Oscar Robertson, nicknamed “The Big O,” was born November 24, 1938 on a farm in Charlotte, Tennessee. When he was four years old, his family moved to Indianapolis, Indiana. Robertson began playing basketball as a child, using a tin can in place of a ball. Later, when he had an actual basketball, he would dribble it constantly. He later led his high school basketball team to two Indiana state titles.
Following high school, Robertson decided to attend the University of Cincinnati. While on the UC basketball team from 1957 to 1960, he led the nation in scoring. He was a member of the U.S. Olympic Basketball Team in 1960, which won a gold medal in Rome.
After leaving UC in 1960, he played in the NBA with the Cincinnati Royals.
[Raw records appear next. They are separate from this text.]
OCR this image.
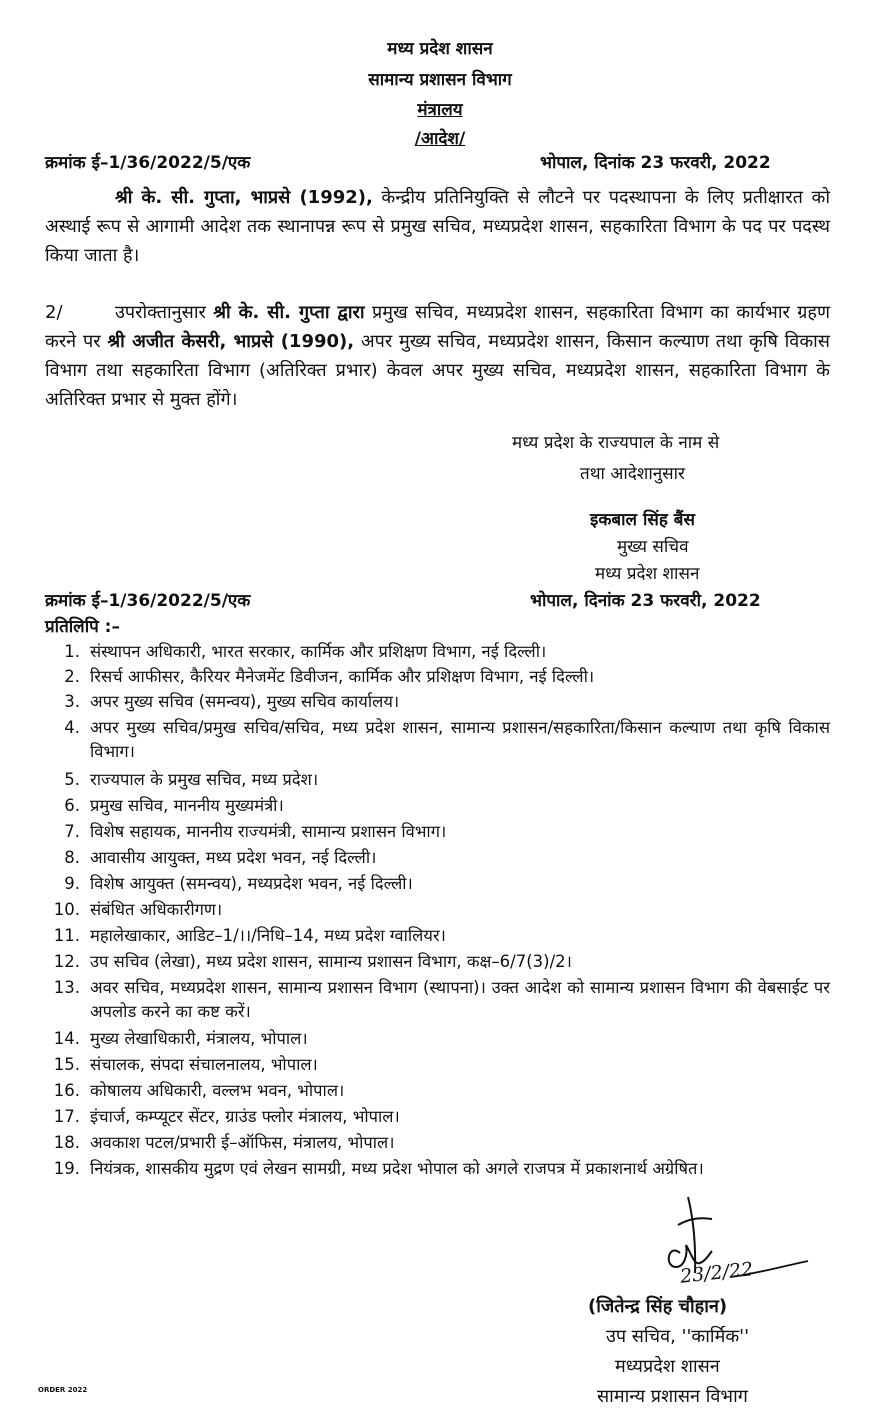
मध्य प्रदेश शासन
सामान्य प्रशासन विभाग
मंत्रालय
/आदेश/
क्रमांक ई–1/36/2022/5/एक	भोपाल, दिनांक 23 फरवरी, 2022
श्री के. सी. गुप्ता, भाप्रसे (1992), केन्द्रीय प्रतिनियुक्ति से लौटने पर पदस्थापना के लिए प्रतीक्षारत को अस्थाई रूप से आगामी आदेश तक स्थानापन्न रूप से प्रमुख सचिव, मध्यप्रदेश शासन, सहकारिता विभाग के पद पर पदस्थ किया जाता है।
2/	उपरोक्तानुसार श्री के. सी. गुप्ता द्वारा प्रमुख सचिव, मध्यप्रदेश शासन, सहकारिता विभाग का कार्यभार ग्रहण करने पर श्री अजीत केसरी, भाप्रसे (1990), अपर मुख्य सचिव, मध्यप्रदेश शासन, किसान कल्याण तथा कृषि विकास विभाग तथा सहकारिता विभाग (अतिरिक्त प्रभार) केवल अपर मुख्य सचिव, मध्यप्रदेश शासन, सहकारिता विभाग के अतिरिक्त प्रभार से मुक्त होंगे।
मध्य प्रदेश के राज्यपाल के नाम से
तथा आदेशानुसार
इकबाल सिंह बैंस
मुख्य सचिव
मध्य प्रदेश शासन
क्रमांक ई–1/36/2022/5/एक	भोपाल, दिनांक 23 फरवरी, 2022
प्रतिलिपि :–
1. संस्थापन अधिकारी, भारत सरकार, कार्मिक और प्रशिक्षण विभाग, नई दिल्ली।
2. रिसर्च आफीसर, कैरियर मैनेजमेंट डिवीजन, कार्मिक और प्रशिक्षण विभाग, नई दिल्ली।
3. अपर मुख्य सचिव (समन्वय), मुख्य सचिव कार्यालय।
4. अपर मुख्य सचिव/प्रमुख सचिव/सचिव, मध्य प्रदेश शासन, सामान्य प्रशासन/सहकारिता/किसान कल्याण तथा कृषि विकास विभाग।
5. राज्यपाल के प्रमुख सचिव, मध्य प्रदेश।
6. प्रमुख सचिव, माननीय मुख्यमंत्री।
7. विशेष सहायक, माननीय राज्यमंत्री, सामान्य प्रशासन विभाग।
8. आवासीय आयुक्त, मध्य प्रदेश भवन, नई दिल्ली।
9. विशेष आयुक्त (समन्वय), मध्यप्रदेश भवन, नई दिल्ली।
10. संबंधित अधिकारीगण।
11. महालेखाकार, आडिट–1/।।/निधि–14, मध्य प्रदेश ग्वालियर।
12. उप सचिव (लेखा), मध्य प्रदेश शासन, सामान्य प्रशासन विभाग, कक्ष–6/7(3)/2।
13. अवर सचिव, मध्यप्रदेश शासन, सामान्य प्रशासन विभाग (स्थापना)। उक्त आदेश को सामान्य प्रशासन विभाग की वेबसाईट पर अपलोड करने का कष्ट करें।
14. मुख्य लेखाधिकारी, मंत्रालय, भोपाल।
15. संचालक, संपदा संचालनालय, भोपाल।
16. कोषालय अधिकारी, वल्लभ भवन, भोपाल।
17. इंचार्ज, कम्प्यूटर सेंटर, ग्राउंड फ्लोर मंत्रालय, भोपाल।
18. अवकाश पटल/प्रभारी ई–ऑफिस, मंत्रालय, भोपाल।
19. नियंत्रक, शासकीय मुद्रण एवं लेखन सामग्री, मध्य प्रदेश भोपाल को अगले राजपत्र में प्रकाशनार्थ अग्रेषित।
23/2/22
(जितेन्द्र सिंह चौहान)
उप सचिव, ''कार्मिक''
मध्यप्रदेश शासन
सामान्य प्रशासन विभाग
ORDER 2022
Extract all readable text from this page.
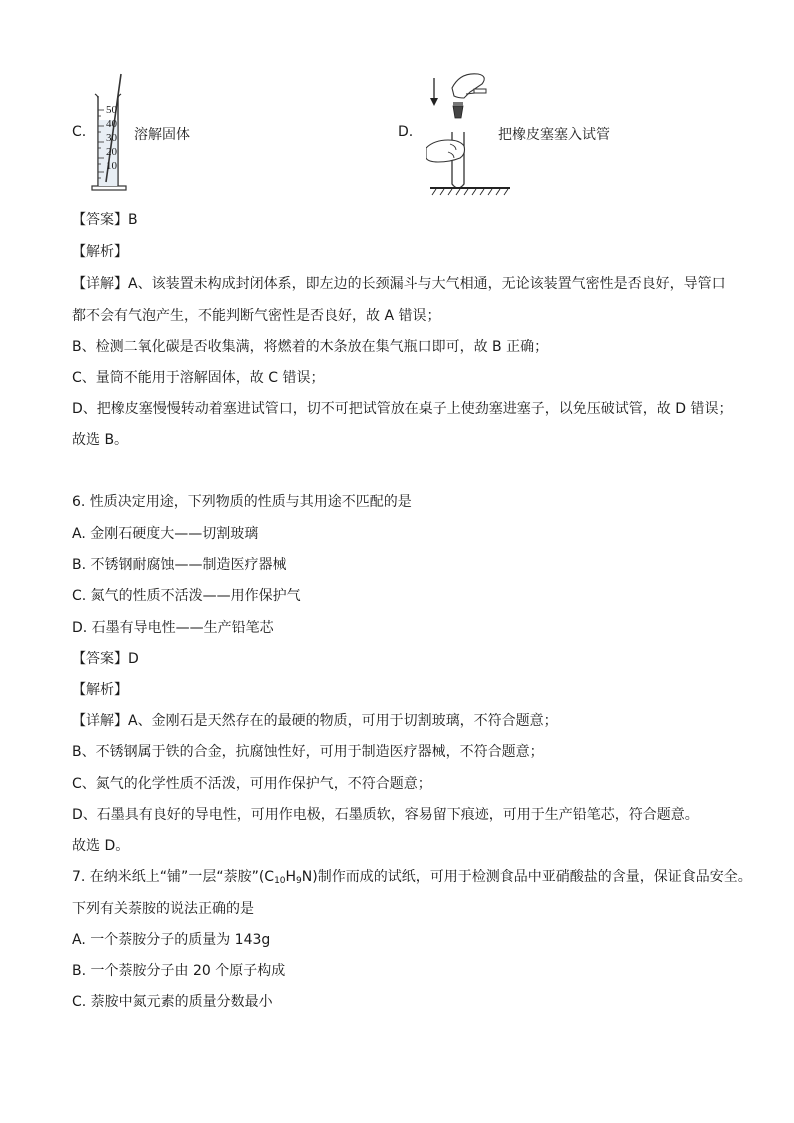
C.
50
40
30
20
10
溶解固体	D.	把橡皮塞塞入试管
【答案】B
【解析】
【详解】A、该装置未构成封闭体系，即左边的长颈漏斗与大气相通，无论该装置气密性是否良好，导管口
都不会有气泡产生，不能判断气密性是否良好，故 A 错误；
B、检测二氧化碳是否收集满，将燃着的木条放在集气瓶口即可，故 B 正确；
C、量筒不能用于溶解固体，故 C 错误；
D、把橡皮塞慢慢转动着塞进试管口，切不可把试管放在桌子上使劲塞进塞子，以免压破试管，故 D 错误；
故选 B。
6. 性质决定用途，下列物质的性质与其用途不匹配的是
A. 金刚石硬度大——切割玻璃
B. 不锈钢耐腐蚀——制造医疗器械
C. 氮气的性质不活泼——用作保护气
D. 石墨有导电性——生产铅笔芯
【答案】D
【解析】
【详解】A、金刚石是天然存在的最硬的物质，可用于切割玻璃，不符合题意；
B、不锈钢属于铁的合金，抗腐蚀性好，可用于制造医疗器械，不符合题意；
C、氮气的化学性质不活泼，可用作保护气，不符合题意；
D、石墨具有良好的导电性，可用作电极，石墨质软，容易留下痕迹，可用于生产铅笔芯，符合题意。
故选 D。
7. 在纳米纸上“铺”一层“萘胺$”(C_{10}H_9N)$制作而成的试纸，可用于检测食品中亚硝酸盐的含量，保证食品安全。
下列有关萘胺的说法正确的是
A. 一个萘胺分子的质量为 143g
B. 一个萘胺分子由 20 个原子构成
C. 萘胺中氮元素的质量分数最小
For the 1961-1962 season, Robertson achieved a “triple-double” average, which means his averages for points, assists and rebounds were in double figures. This accomplishment has yet to be matched by another. Robertson continued to play with the Royals for ten years before he was traded to the Milwaukee Bucks. By the late 1960s, he served as president of the NBA Players Association and helped lead the Bucks to an NBA championship in 1971. Robertson retired from the Bucks in 1974.
Oscar Robertson remains one of the most important names in basketball history and has received many honors. He is a member of the National Basketball Hall of Fame and has been named one of ESPN’s 50 Greatest Athletes of the Century. Robertson currently resides in Cincinnati with his family.